Up to 10% of severe early onset obesity has an identified monogenic cause. We showed that studying the disease in consanguineous Pakistani pedigrees enriches for homozygous variations, increasing the likelihood of finding causative mutations. Using this approach, we have identified that homozygous and compound heterozygous loss of function mutations in ADCY3, which encodes for adenylate cyclase 3, and homozygous mutations in the gene ROCK1, which encodes for Rho-kinase 1, are linked to severe obesity. In this proposal, we will study both these genes in detail, as well continue our search for other new obesity candidates. Given the role of the brain in the regulation of body-weight and food intake, we will molecularly characterize these genes in human neurons. Using single nucleus RNAseq, we will identify human neurons expressing ADCY3 and ROCK1. We will characterize the heterogeneity of the neurons and define markers for different populations. We will use RNAscope single molecule FISH to map where both of these genes are expressed within the human hypothalamus. Using CRISPR/Cas9 gene editing, we will 'knock-in' the ADCY3 and ROCK1 mutations that are associated with obesity into human pluripotent stem cells and then differentiate them into hypothalamic neurons. In the cells with ADCY3 mutations, we will study the effect on the primary cilia and leptin responsiveness. In the cells with ROCK1 mutations, we will measure leptin and insulin responsiveness. Using single cell RNAseq, we will examine the transcriptomic consequences of the mutations on the neurons. Using CoDE-seq, an augmented whole-exome sequencing approach that additionally enables the accurate detection of CNVs, we will continue to further identify candidate genes associated with severe obesity. Where the weight of evidence dictates, these will be molecularly characterized as above. Our aim is to uncover novel appetitive control pathways and reveal new potential therapeutic targets to tackle obesity.

This study integrates a fundamental basic science with a biomedical problem - neuroscience and obesity - that will initially impact academic and commercial research communities including post- and under-graduate students working on metabolism, neuroanatomy, physiology and gene expression. In the near term, the project will directly impact those focussing on the hypothalamic control energy balance, but as it develops, it will bring an awareness about the importance of neuroscience to the obesity epidemic to an increasingly broad audience locally, nationally and internationally.
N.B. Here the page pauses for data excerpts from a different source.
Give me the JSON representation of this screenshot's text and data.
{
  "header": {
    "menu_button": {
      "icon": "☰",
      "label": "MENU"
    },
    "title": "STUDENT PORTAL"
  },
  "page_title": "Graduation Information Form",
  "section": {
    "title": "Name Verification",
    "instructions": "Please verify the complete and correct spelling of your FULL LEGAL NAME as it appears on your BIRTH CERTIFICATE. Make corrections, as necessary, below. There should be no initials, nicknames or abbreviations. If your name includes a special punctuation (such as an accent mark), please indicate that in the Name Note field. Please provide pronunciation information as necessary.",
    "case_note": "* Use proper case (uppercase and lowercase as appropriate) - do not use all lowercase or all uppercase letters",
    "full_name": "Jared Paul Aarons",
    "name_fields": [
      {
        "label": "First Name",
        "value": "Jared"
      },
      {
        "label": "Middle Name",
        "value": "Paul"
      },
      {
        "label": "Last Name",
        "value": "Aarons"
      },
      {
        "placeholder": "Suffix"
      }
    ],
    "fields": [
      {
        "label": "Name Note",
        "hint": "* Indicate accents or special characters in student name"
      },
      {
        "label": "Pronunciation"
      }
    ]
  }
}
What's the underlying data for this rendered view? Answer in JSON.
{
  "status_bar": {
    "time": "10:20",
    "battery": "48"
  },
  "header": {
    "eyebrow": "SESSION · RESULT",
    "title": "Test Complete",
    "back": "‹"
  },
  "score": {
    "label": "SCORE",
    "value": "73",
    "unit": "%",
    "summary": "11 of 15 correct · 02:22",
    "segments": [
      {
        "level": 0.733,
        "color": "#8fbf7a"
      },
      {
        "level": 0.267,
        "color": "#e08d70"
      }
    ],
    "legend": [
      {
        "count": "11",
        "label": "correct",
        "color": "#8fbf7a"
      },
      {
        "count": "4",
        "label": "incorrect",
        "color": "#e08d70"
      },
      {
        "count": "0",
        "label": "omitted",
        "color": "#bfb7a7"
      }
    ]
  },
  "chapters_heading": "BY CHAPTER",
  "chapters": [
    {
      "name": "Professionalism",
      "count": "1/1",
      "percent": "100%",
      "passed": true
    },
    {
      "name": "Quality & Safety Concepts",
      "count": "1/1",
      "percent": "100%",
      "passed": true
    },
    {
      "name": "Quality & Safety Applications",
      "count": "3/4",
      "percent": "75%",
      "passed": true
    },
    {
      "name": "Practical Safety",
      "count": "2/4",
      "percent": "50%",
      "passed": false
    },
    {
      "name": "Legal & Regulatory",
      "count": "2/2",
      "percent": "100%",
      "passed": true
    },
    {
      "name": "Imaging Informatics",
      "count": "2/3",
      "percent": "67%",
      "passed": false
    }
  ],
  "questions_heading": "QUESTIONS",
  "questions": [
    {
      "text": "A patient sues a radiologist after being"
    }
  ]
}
Between them, Dr Yeo, Prof O'Rahilly and Prof Froguel have over four decades of experience working in the US and UK, presenting an ongoing opportunity for knowledge transfer from many centres of excellence. Outreach to potential stake-holders including academics, policy-makers and the commercial sector will be maximised.

The work proposed here is, by its very nature, fundamental. However, knowledge generated here will eventually inform new health care messages, interventions and treatment regimes, with beneficiaries that include health care professionals, private and public health institutions (NHS, social services), policy makers (Department of Health, Health Authorities), charities (eg WHO, Diabetes UK, British Heart Foundation), pharmaceutical and biotechnology companies and those at risk of developing obesity-associated disease. We expect the work to identify novel therapeutic targets of human relevance that directly inform clinical studies, benefiting healthcare workers and some of the 74% of adults in the UK are predicted to be over-weight by 2030. Given that the NHS in England spent ~£5.1 billion on obesity-related ill-health in 2014-15, reducing incidence of this condition will have a major economic impact. The work will benefit the commercial private sector because it will lead to new information on human relevant markers that influence metabolic disease.